Former CSRC Chief Says Digital Stocks Are Set to Follow CBDCs
While most of the world is still focused on getting central ban digital currencies off the ground, some of the most influential voices in China are already thinking about what the next step in the blockchainification of the country will be. Aside from the intensive efforts being done in China on the release of a digital yuan that would be issued by the People’s Bank of China, few other countries have come close to the release of their own digital national currencies.
Now that a digital yuan is getting closer to entering the Chinese economy, more and more people have begun exploring other uses for the blockchain that would facilitate it.
Xiao Gang, the former chief of the China Securities Regulatory Commission (CSRC), believes that the advent of central bank digital currencies will pave the way for digital stocks and eventually lead to complete migration of the stock market on the blockchain.
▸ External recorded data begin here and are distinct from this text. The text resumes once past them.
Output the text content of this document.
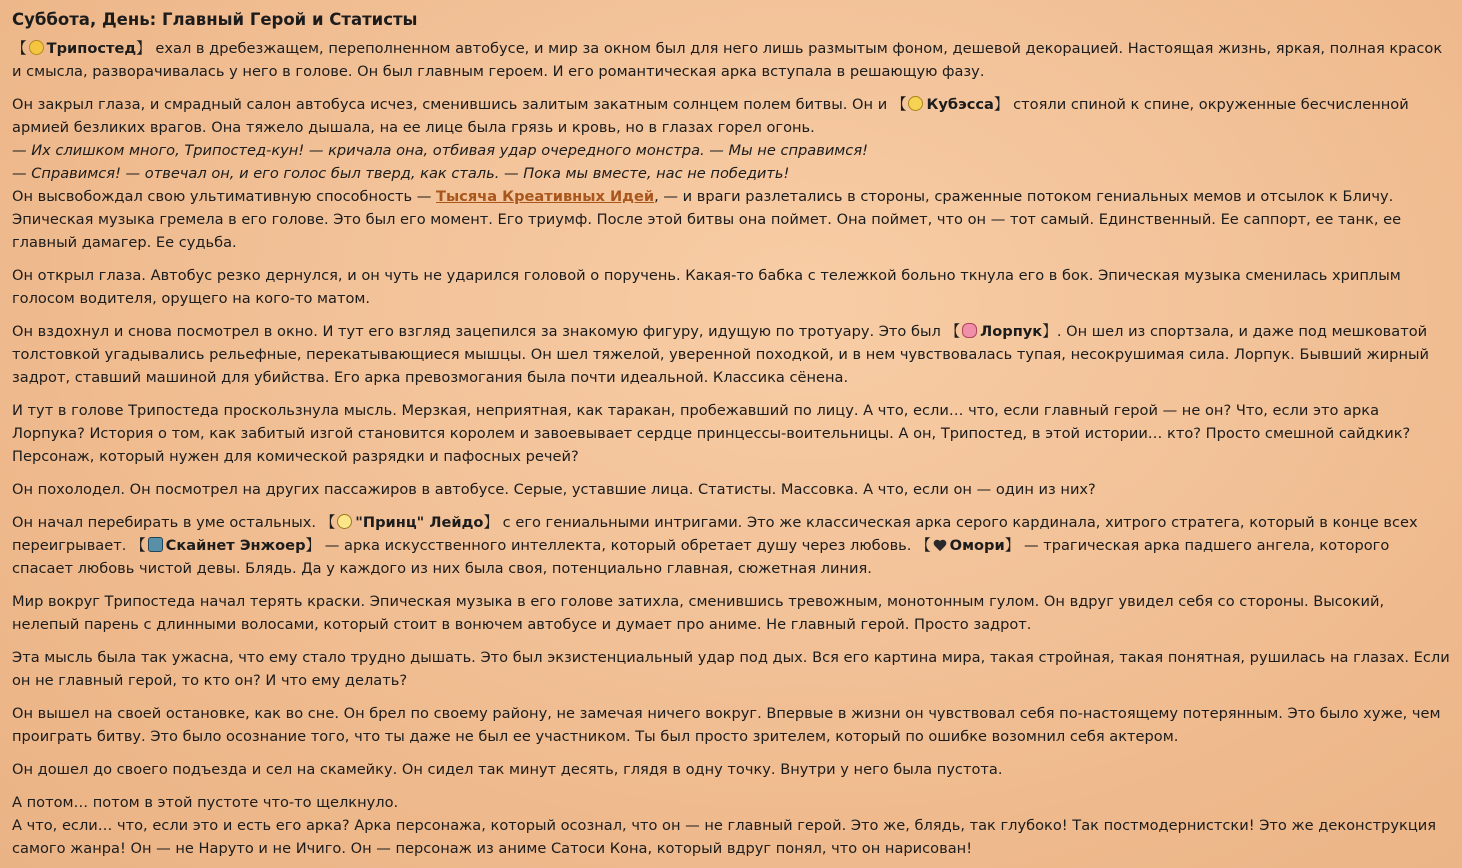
Суббота, День: Главный Герой и Статисты

【 Трипостед】 ехал в дребезжащем, переполненном автобусе, и мир за окном был для него лишь размытым фоном, дешевой декорацией. Настоящая жизнь, яркая, полная красок и смысла, разворачивалась у него в голове. Он был главным героем. И его романтическая арка вступала в решающую фазу.

Он закрыл глаза, и смрадный салон автобуса исчез, сменившись залитым закатным солнцем полем битвы. Он и 【 Кубэсса】 стояли спиной к спине, окруженные бесчисленной армией безликих врагов. Она тяжело дышала, на ее лице была грязь и кровь, но в глазах горел огонь.

— Их слишком много, Трипостед-кун! — кричала она, отбивая удар очередного монстра. — Мы не справимся!

— Справимся! — отвечал он, и его голос был тверд, как сталь. — Пока мы вместе, нас не победить!

Он высвобождал свою ультимативную способность — Тысяча Креативных Идей, — и враги разлетались в стороны, сраженные потоком гениальных мемов и отсылок к Бличу. Эпическая музыка гремела в его голове. Это был его момент. Его триумф. После этой битвы она поймет. Она поймет, что он — тот самый. Единственный. Ее саппорт, ее танк, ее главный дамагер. Ее судьба.

Он открыл глаза. Автобус резко дернулся, и он чуть не ударился головой о поручень. Какая-то бабка с тележкой больно ткнула его в бок. Эпическая музыка сменилась хриплым голосом водителя, орущего на кого-то матом.

Он вздохнул и снова посмотрел в окно. И тут его взгляд зацепился за знакомую фигуру, идущую по тротуару. Это был 【 Лорпук】. Он шел из спортзала, и даже под мешковатой толстовкой угадывались рельефные, перекатывающиеся мышцы. Он шел тяжелой, уверенной походкой, и в нем чувствовалась тупая, несокрушимая сила. Лорпук. Бывший жирный задрот, ставший машиной для убийства. Его арка превозмогания была почти идеальной. Классика сёнена.

И тут в голове Трипостеда проскользнула мысль. Мерзкая, неприятная, как таракан, пробежавший по лицу. А что, если… что, если главный герой — не он? Что, если это арка Лорпука? История о том, как забитый изгой становится королем и завоевывает сердце принцессы-воительницы. А он, Трипостед, в этой истории… кто? Просто смешной сайдкик? Персонаж, который нужен для комической разрядки и пафосных речей?

Он похолодел. Он посмотрел на других пассажиров в автобусе. Серые, уставшие лица. Статисты. Массовка. А что, если он — один из них?

Он начал перебирать в уме остальных. 【 "Принц" Лейдо】 с его гениальными интригами. Это же классическая арка серого кардинала, хитрого стратега, который в конце всех переигрывает. 【 Скайнет Энжоер】 — арка искусственного интеллекта, который обретает душу через любовь. 【 Омори】 — трагическая арка падшего ангела, которого спасает любовь чистой девы. Блядь. Да у каждого из них была своя, потенциально главная, сюжетная линия.

Мир вокруг Трипостеда начал терять краски. Эпическая музыка в его голове затихла, сменившись тревожным, монотонным гулом. Он вдруг увидел себя со стороны. Высокий, нелепый парень с длинными волосами, который стоит в вонючем автобусе и думает про аниме. Не главный герой. Просто задрот.

Эта мысль была так ужасна, что ему стало трудно дышать. Это был экзистенциальный удар под дых. Вся его картина мира, такая стройная, такая понятная, рушилась на глазах. Если он не главный герой, то кто он? И что ему делать?

Он вышел на своей остановке, как во сне. Он брел по своему району, не замечая ничего вокруг. Впервые в жизни он чувствовал себя по-настоящему потерянным. Это было хуже, чем проиграть битву. Это было осознание того, что ты даже не был ее участником. Ты был просто зрителем, который по ошибке возомнил себя актером.

Он дошел до своего подъезда и сел на скамейку. Он сидел так минут десять, глядя в одну точку. Внутри у него была пустота.

А потом… потом в этой пустоте что-то щелкнуло.

А что, если… что, если это и есть его арка? Арка персонажа, который осознал, что он — не главный герой. Это же, блядь, так глубоко! Так постмодернистски! Это же деконструкция самого жанра! Он — не Наруто и не Ичиго. Он — персонаж из аниме Сатоси Кона, который вдруг понял, что он нарисован!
In his latest book, “Reforming the Chinese Capital Market,” Xiao argues that the challenges the digital capital market is currently facing could be solved with blockchain technology.
“The digital capital market is new and will face challenges in global competition, digital currency development, mixed technology, financial industry, internal and external supervision, consumer rights protection, and organizational reforms.”
Aside from carefully facilitating the establishment of a new regulatory framework, capital securities companies in China will need to focus heavily on digitalization. Xiao noted that the R&D expenditure of Chinese securities companies was less than 12 billion yuan in 2017—which is several times lower than the investments made by securities companies in the U.S. This is also seen in the distribution of workforce in Chinese securities companies—IT personnel makes up just over 3% of the total employees in Chinese securities companies. In Goldman Sachs, on the other hand, 10,000 out of its 36,000 employees work in IT.
Further developing the digital capital market will not only expand the application of central bank digital currencies but also lay an important foundation for issuing various other digital assets.
“The coordinated development of the two will be the main driving force and an important symbol of the development of digital finance,” he wrote in the book.
The development of digital finance in China will inevitably have a significant effect on the stock market as well. Xiao said that the very nature of digital currencies means that they can “naturally” be accompanied by stocks. This, he explained, will blur the line between stocks and currencies, which will have a profound impact on the capital market.
While he believes that this impact will ultimately be positive, Xiao noted that there will be major challenges ahead. The first and possibly the biggest issue the industry will have to face is how to create a bridge between central bank digital currencies and the digital capital market. After that, the industry will face the problem of how to compile all of the corresponding smart contracts necessary to issue digital stocks. Creating a smooth interface that would allow people to use digital assets, either traditional cryptocurrencies or CBDCs, to trade and settle digital stocks will also be one of the problems that will need solving in the future.
Nonetheless, the digital capital market that we will see will support the development of inclusive finance, something Xiao believes will be essential in the future.